14 Ekim 2018 günü Osmanlı devlet ve toplumunda çürümeyi konu edinen “Rüşvet Tarikatı” adlı bir yazı yayımlamıştım. Yolsuzluk, rüşvet ve adam kayırma gökten zembille inmez, kökleri toplumun bitek topraklarındandır. Bugün, Casım Gürbüz’ün “Berfin Bahar” dergisinin Nisan 2018 sayısında yayımlanan yazısına konuk olacağız. Yer tutmaması için yazının İslami kaynaklarına yer vermeyeceğim. Zaten kaynak olan derginin adı belli:
***
“Halife Osman döneminin ilk
6 yılı iyi geçtiyse de, son 6 yılı başta Küfe’liler olmak üzere
Medine Müslümanlarının dahi tepkisini çekecek siyasal yanlışlarla
doluydu. İlk 6 yılın iyi geçmesinin nedeni ise fetihlerin iç
sorunları kamufle etmesiydi. Fetihler durunca sorunlar da gün
yüzüne çıktı. Bu sorunların başında halifenin Emevi ailesine, kendi
akrabalarına yanlı davranması, valilik ve önemli devlet görevlerini
yakınlarına vermesiydi.

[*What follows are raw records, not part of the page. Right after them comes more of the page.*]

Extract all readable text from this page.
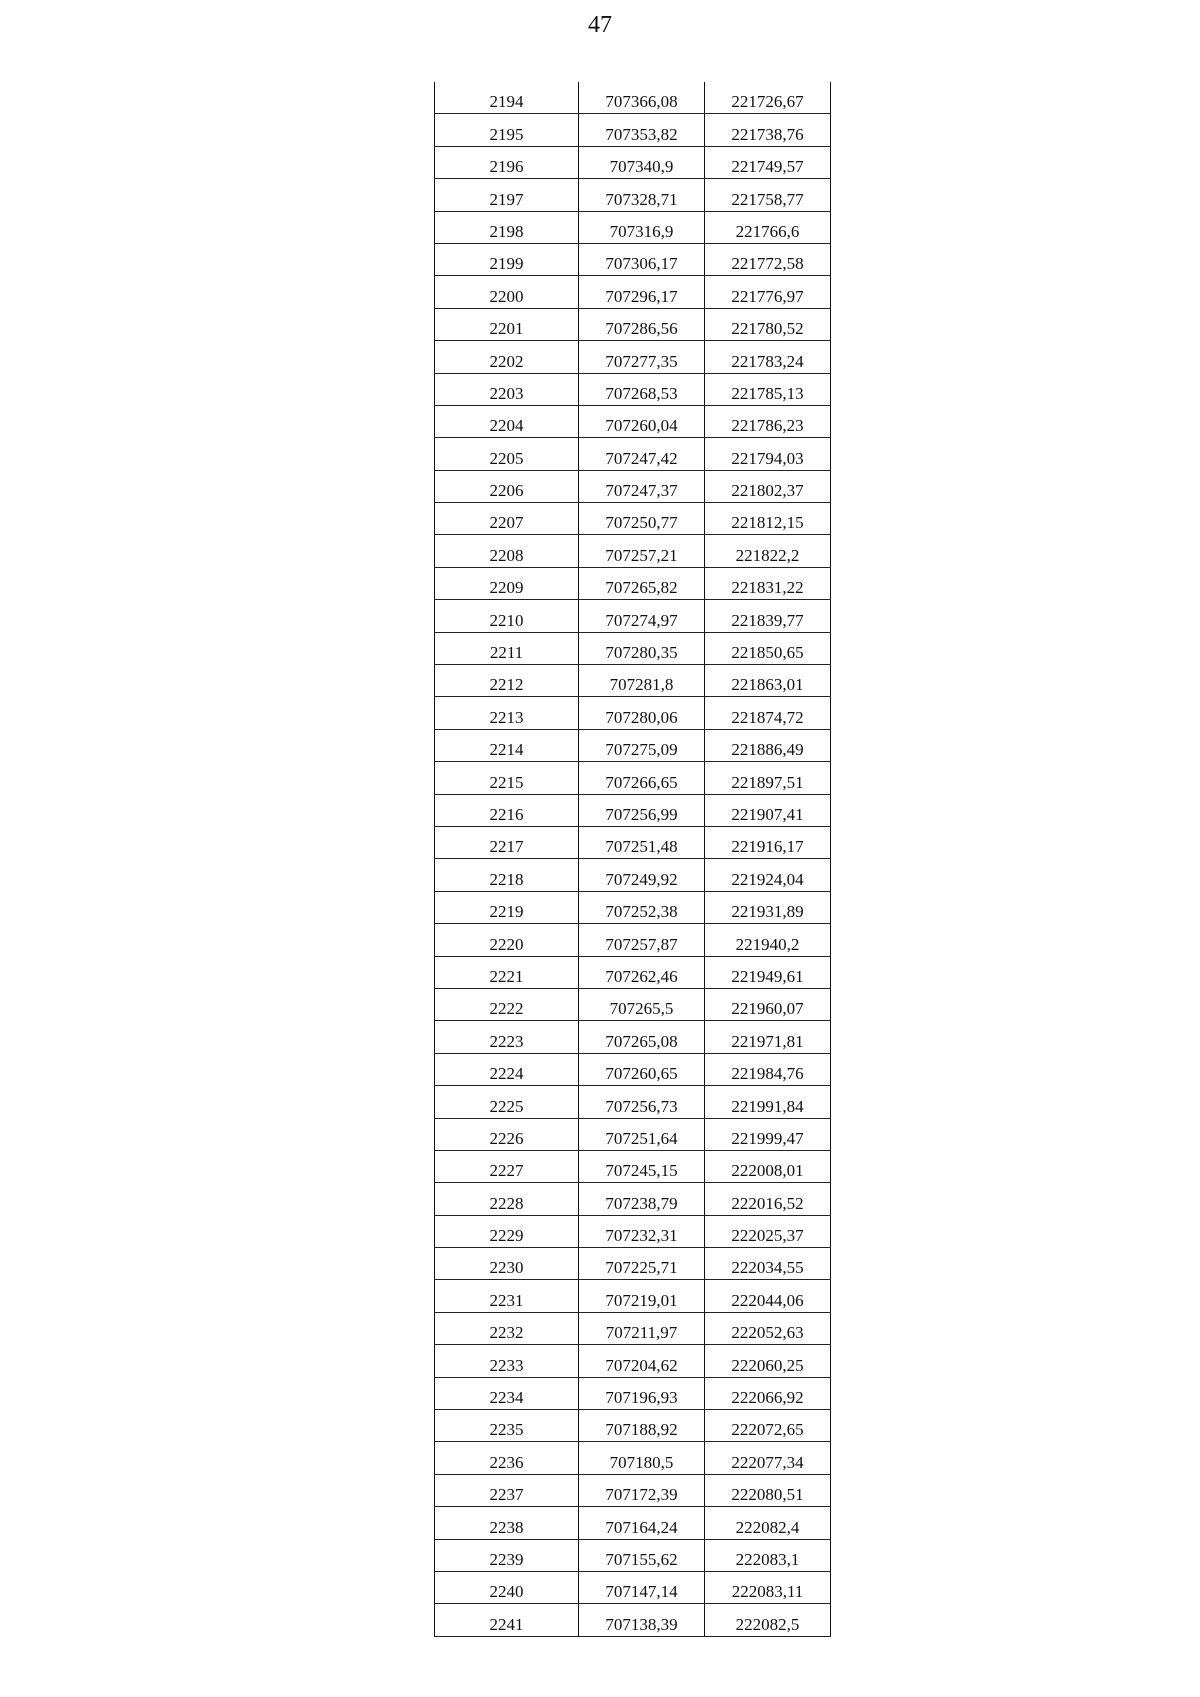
47
2194	707366,08	221726,67
2195	707353,82	221738,76
2196	707340,9	221749,57
2197	707328,71	221758,77
2198	707316,9	221766,6
2199	707306,17	221772,58
2200	707296,17	221776,97
2201	707286,56	221780,52
2202	707277,35	221783,24
2203	707268,53	221785,13
2204	707260,04	221786,23
2205	707247,42	221794,03
2206	707247,37	221802,37
2207	707250,77	221812,15
2208	707257,21	221822,2
2209	707265,82	221831,22
2210	707274,97	221839,77
2211	707280,35	221850,65
2212	707281,8	221863,01
2213	707280,06	221874,72
2214	707275,09	221886,49
2215	707266,65	221897,51
2216	707256,99	221907,41
2217	707251,48	221916,17
2218	707249,92	221924,04
2219	707252,38	221931,89
2220	707257,87	221940,2
2221	707262,46	221949,61
2222	707265,5	221960,07
2223	707265,08	221971,81
2224	707260,65	221984,76
2225	707256,73	221991,84
2226	707251,64	221999,47
2227	707245,15	222008,01
2228	707238,79	222016,52
2229	707232,31	222025,37
2230	707225,71	222034,55
2231	707219,01	222044,06
2232	707211,97	222052,63
2233	707204,62	222060,25
2234	707196,93	222066,92
2235	707188,92	222072,65
2236	707180,5	222077,34
2237	707172,39	222080,51
2238	707164,24	222082,4
2239	707155,62	222083,1
2240	707147,14	222083,11
2241	707138,39	222082,5
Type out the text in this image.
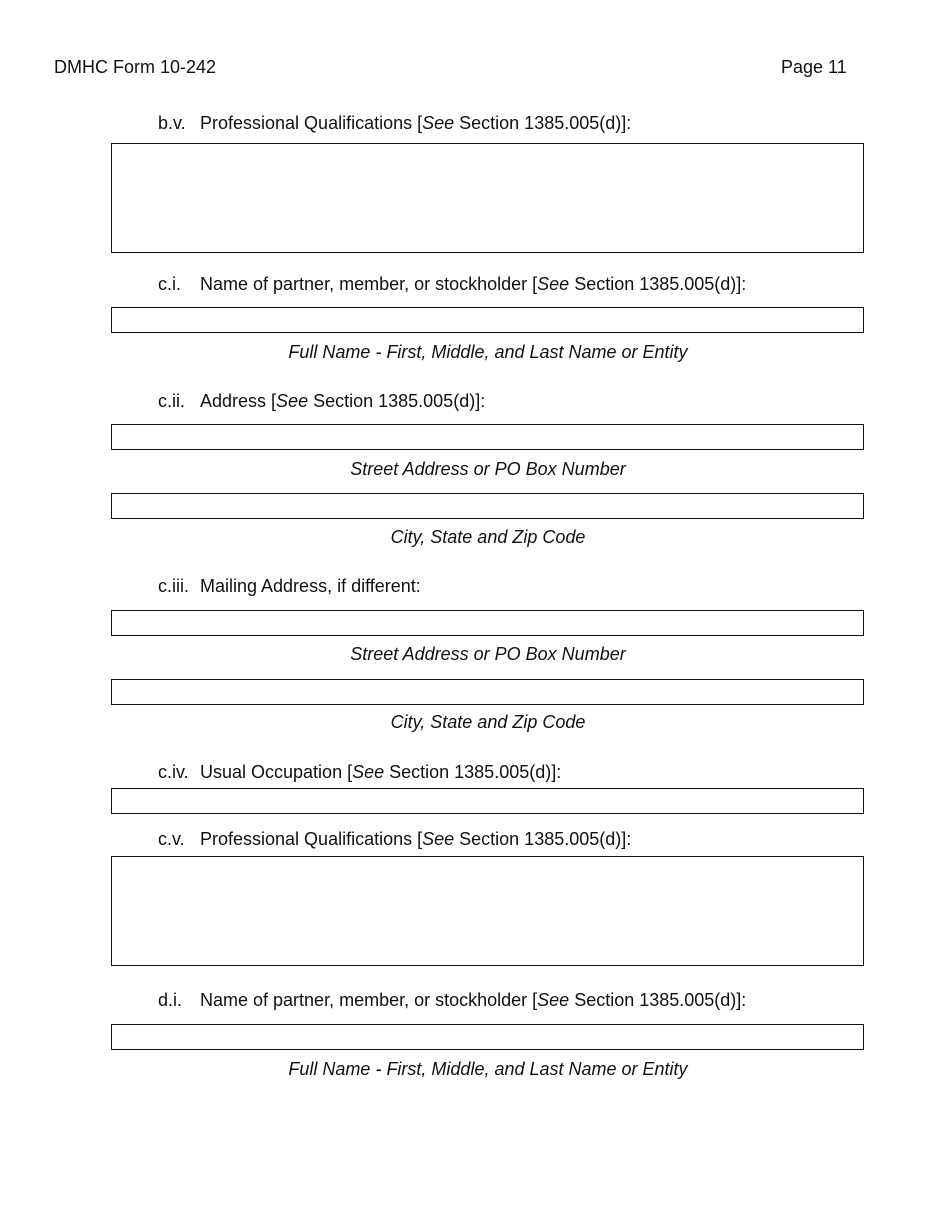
DMHC Form 10-242	Page 11
b.v. Professional Qualifications [See Section 1385.005(d)]:
c.i. Name of partner, member, or stockholder [See Section 1385.005(d)]:
Full Name - First, Middle, and Last Name or Entity
c.ii. Address [See Section 1385.005(d)]:
Street Address or PO Box Number
City, State and Zip Code
c.iii. Mailing Address, if different:
Street Address or PO Box Number
City, State and Zip Code
c.iv. Usual Occupation [See Section 1385.005(d)]:
c.v. Professional Qualifications [See Section 1385.005(d)]:
d.i. Name of partner, member, or stockholder [See Section 1385.005(d)]:
Full Name - First, Middle, and Last Name or Entity
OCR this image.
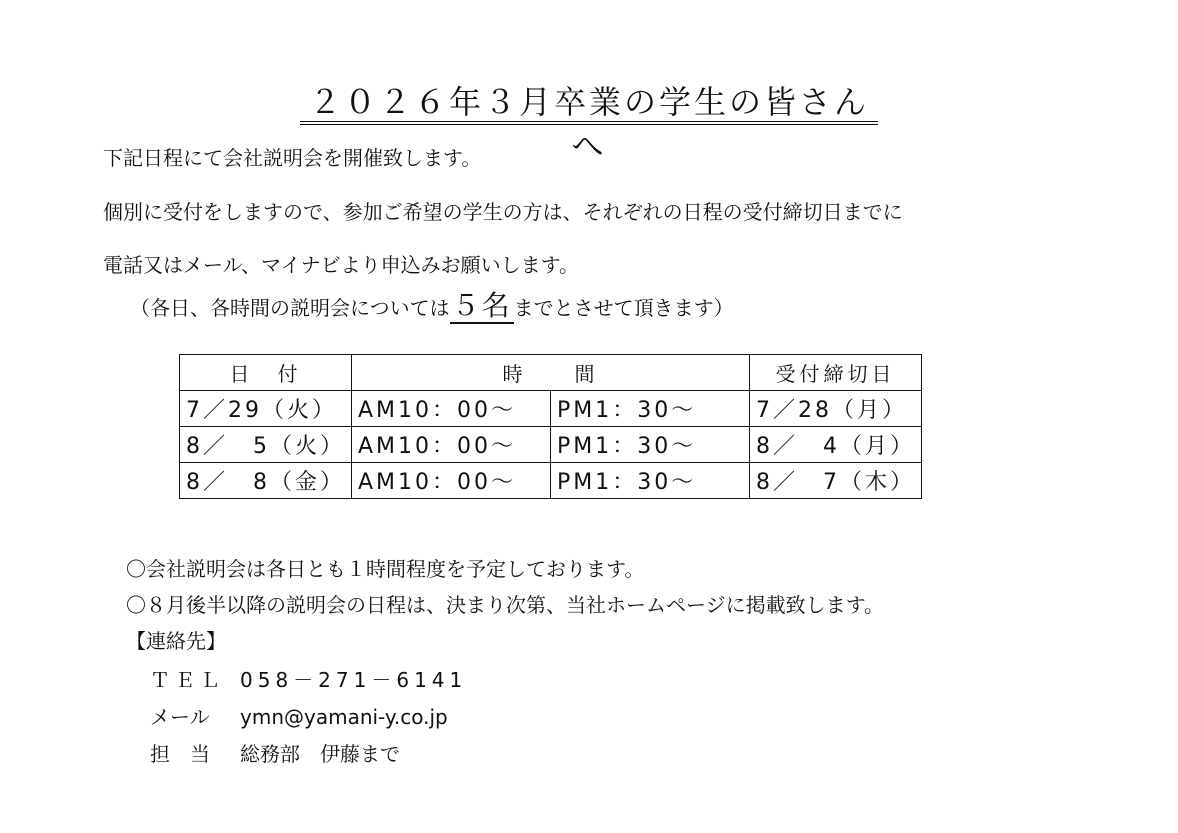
２０２６年３月卒業の学生の皆さんへ
下記日程にて会社説明会を開催致します。
個別に受付をしますので、参加ご希望の学生の方は、それぞれの日程の受付締切日までに
電話又はメール、マイナビより申込みお願いします。
（各日、各時間の説明会については５名 までとさせて頂きます）
日　付	時　　間		受付締切日
7／29（火）	AM10：00～	PM1：30～	7／28（月）
8／　5（火）	AM10：00～	PM1：30～	8／　4（月）
8／　8（金）	AM10：00～	PM1：30～	8／　7（木）
〇会社説明会は各日とも１時間程度を予定しております。
〇８月後半以降の説明会の日程は、決まり次第、当社ホームページに掲載致します。
【連絡先】
ＴＥＬ 058－271－6141
メール ymn@yamani-y.co.jp
担　当 総務部　伊藤まで
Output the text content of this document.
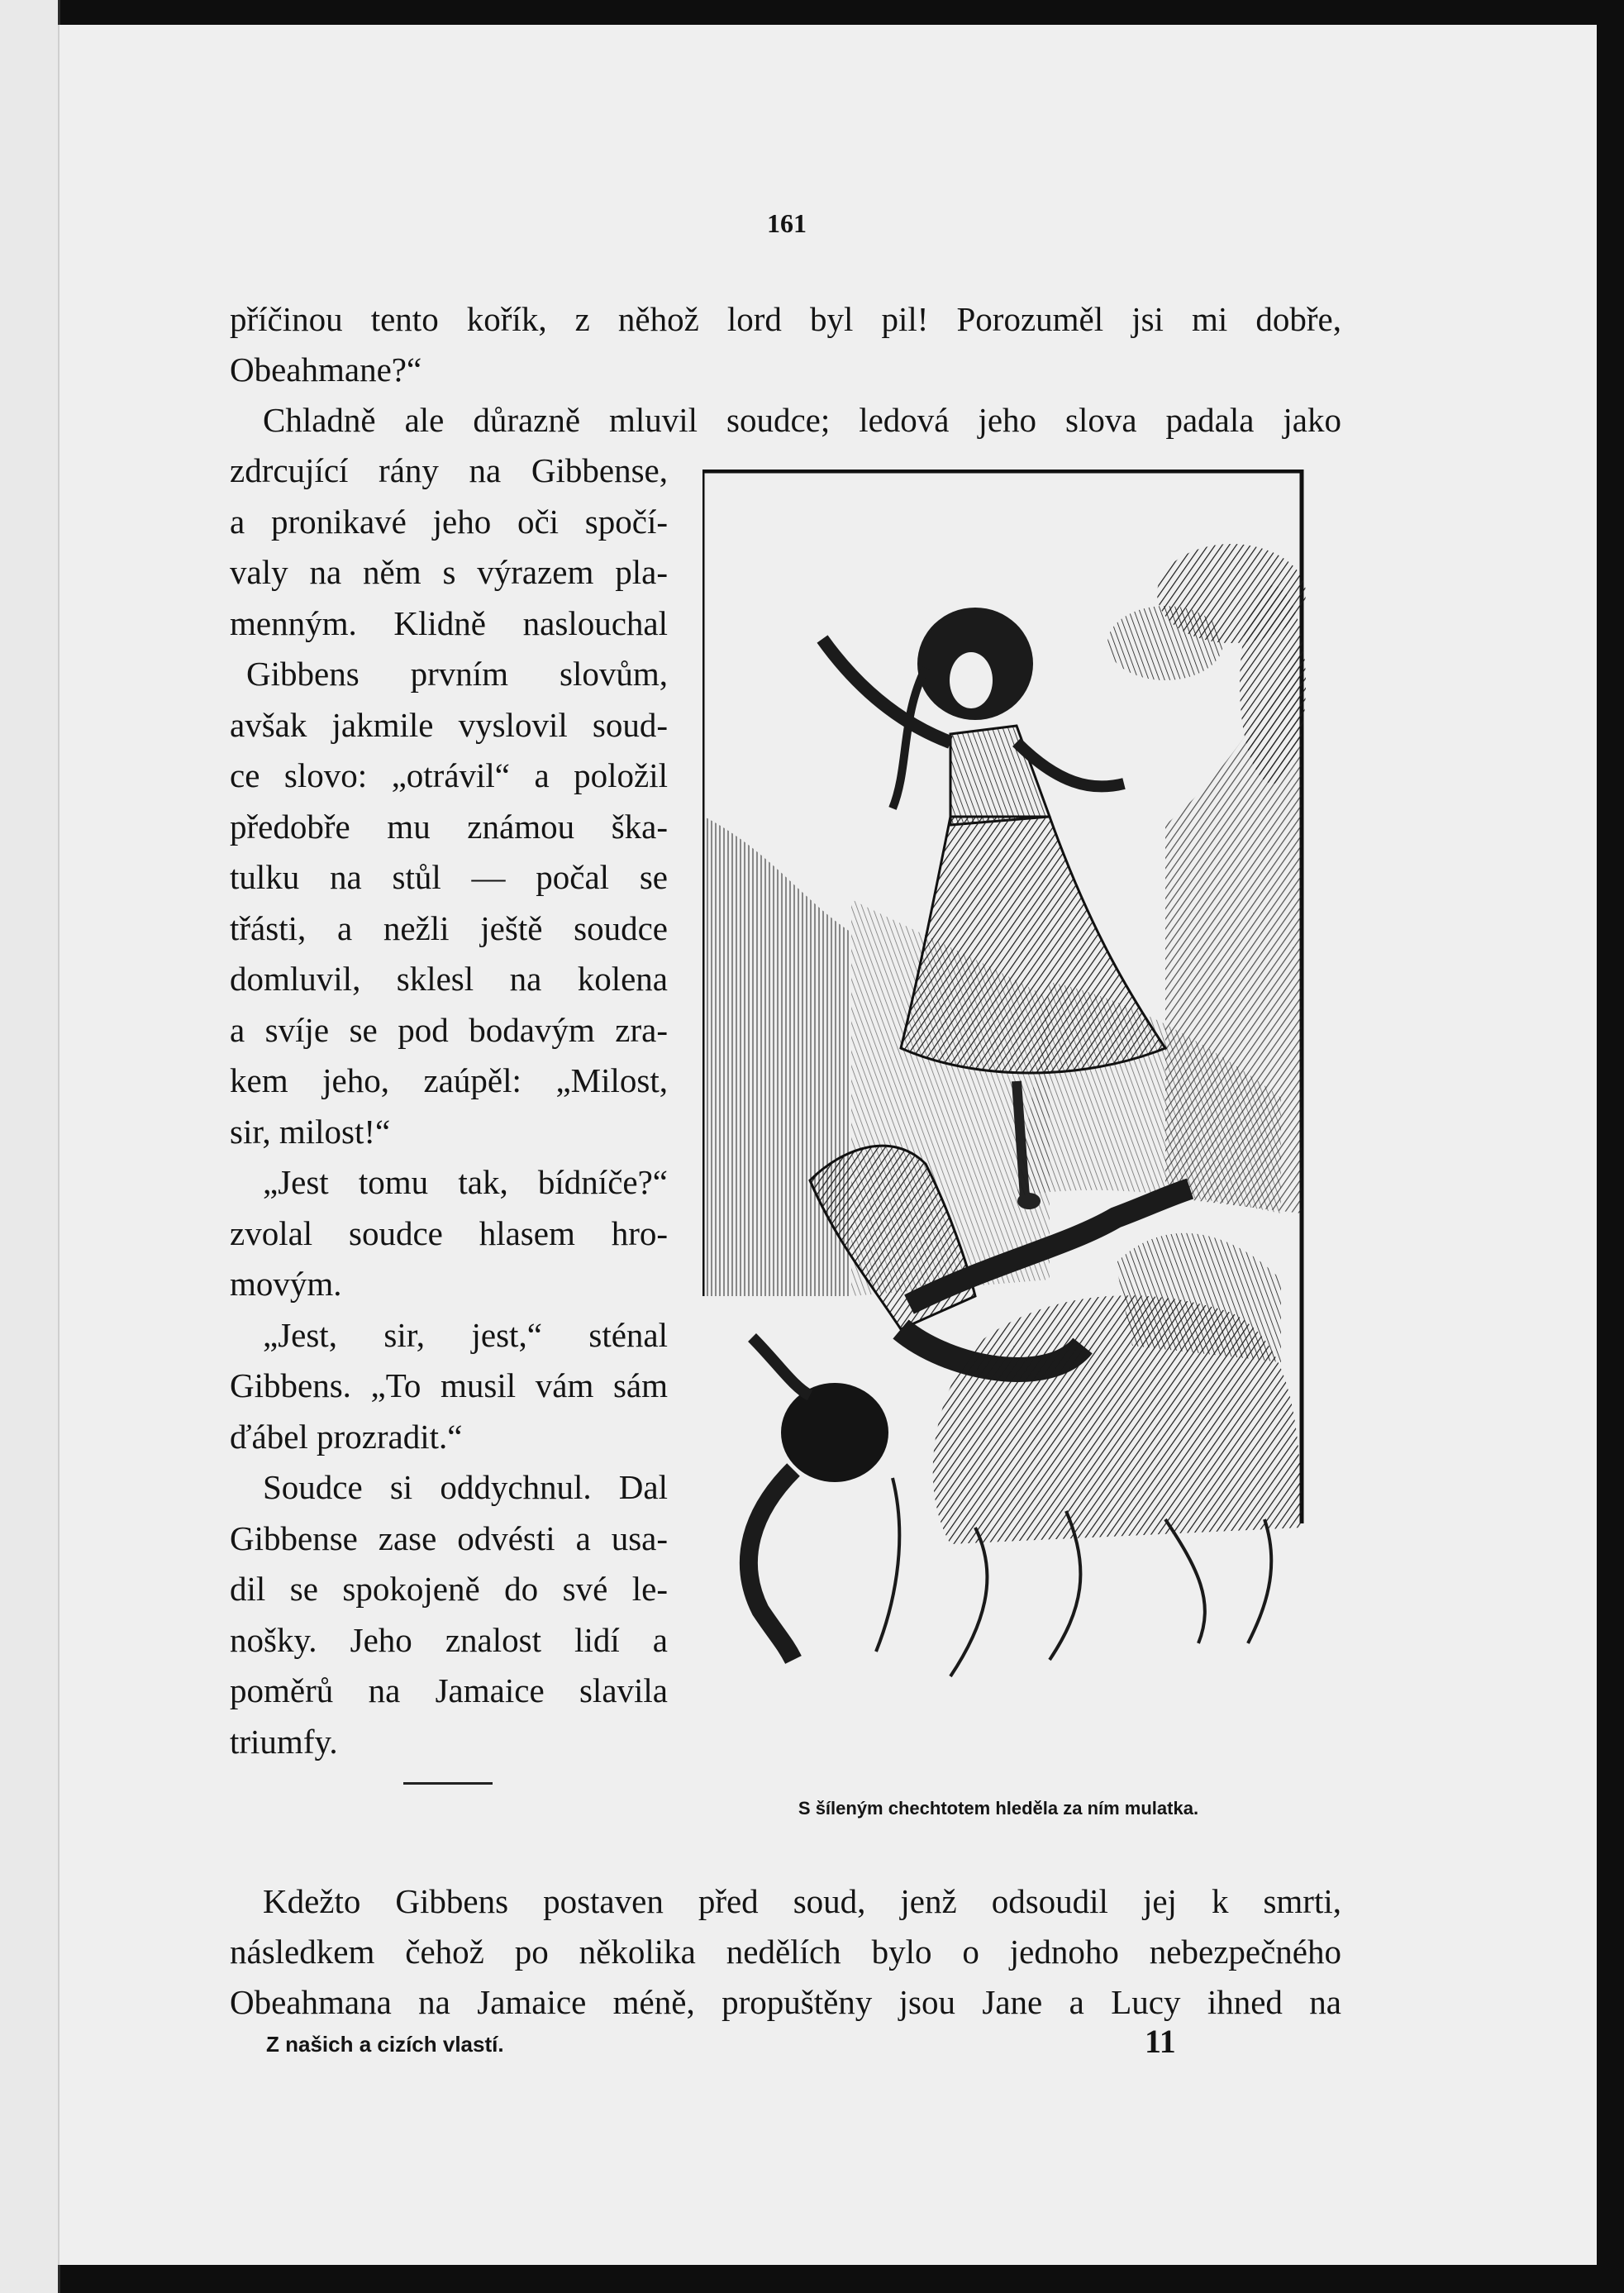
161

příčinou tento kořík, z něhož lord byl pil! Porozuměl jsi mi dobře,

Obeahmane?“

Chladně ale důrazně mluvil soudce; ledová jeho slova padala jako

zdrcující rány na Gibbense,

a pronikavé jeho oči spočí-

valy na něm s výrazem pla-

menným. Klidně naslouchal

Gibbens prvním slovům,

avšak jakmile vyslovil soud-

ce slovo: „otrávil“ a položil

předobře mu známou ška-

tulku na stůl — počal se

třásti, a nežli ještě soudce

domluvil, sklesl na kolena

a svíje se pod bodavým zra-

kem jeho, zaúpěl: „Milost,

sir, milost!“

„Jest tomu tak, bídníče?“

zvolal soudce hlasem hro-

movým.

„Jest, sir, jest,“ sténal

Gibbens. „To musil vám sám

ďábel prozradit.“

Soudce si oddychnul. Dal

Gibbense zase odvésti a usa-

dil se spokojeně do své le-

nošky. Jeho znalost lidí a

poměrů na Jamaice slavila

triumfy.

S šíleným chechtotem hleděla za ním mulatka.

Kdežto Gibbens postaven před soud, jenž odsoudil jej k smrti,

následkem čehož po několika nedělích bylo o jednoho nebezpečného

Obeahmana na Jamaice méně, propuštěny jsou Jane a Lucy ihned na

Z našich a cizích vlastí.	11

Sadece Ömer’in vasiyetiyle
vali yaptığı 2 kişi haricinde tüm eyaletlere kendi akrabalarından
vali tayin etmişti. Emevi olmayan eyalet valilerini ya istifaya
zorluyor ya azlediyor, yerine Emevi bir vali atıyordu. En fazla
eleştirilen tarafı ise başa getirdiklerinin genç ve tecrübesiz
oluşlarıydı. Tayin ettiği valilerden ikisi henüz 25 yaşındaydı.
Bunun yanında Şam valisi Muaviye’nin yetki
sınırlarını alabildiğine genişletmesi de tepki gösterilen konular
arasındaydı. Bu valilerin yanlı ve yanlış yönetimleri, haksız
kararları, rüşvet ve yolsuzlukları şikâyetleri arttırıyor ama
halife bu şikâyetleri dikkate almıyordu.
Devlet görevlileri arasındaki haksız maaş
farkları, fetihlerin durmasıyla birlikte ekonomik sorunların
artması, zenginlerle fakirler arasındaki uçurum oluşması krizin
büyümesinin faktörlerindendi.”
***
“Mesudi’ye göre Hz. Peygamberin arkadaşları Osman devrinde toprak ve mal sahibi olmuşlardı. Osman öldüğü sırada hazinedarının nezdinde 150.000 dinarı ve 1.000.000 dirhemi ile pek çok deve ve atı vardı. Zübeyr’in arkasında bıraktığı servet 400.000 dinar ile kısrak ve 1000 cariye idi. Talha’nın Irak tarafında günlük geliri 1000 dinar, Surat tarafındaki ise bundan fazla idi. Abdurrahman b. Avf’ın ahırlarında 1000 at vardı. 1000 devesi ve 10.000 koyunu mevcuttu. Vefatında serveti 84.000 dinara ulaşmıştı. Zeyd b. Sabit o kadar çok altın ve gümüş bırakmıştı ki, onları keserle kırmak mecburiyeti hasıl olmuştu. Bıraktığı malların ve toprakların kıymeti 100.000 dinar civarındaydı. Yü’li b. Münibe 50.000 dinarla 300.000 dirhem kıymetinde gelir kaynakları ve mal bırakmıştı.”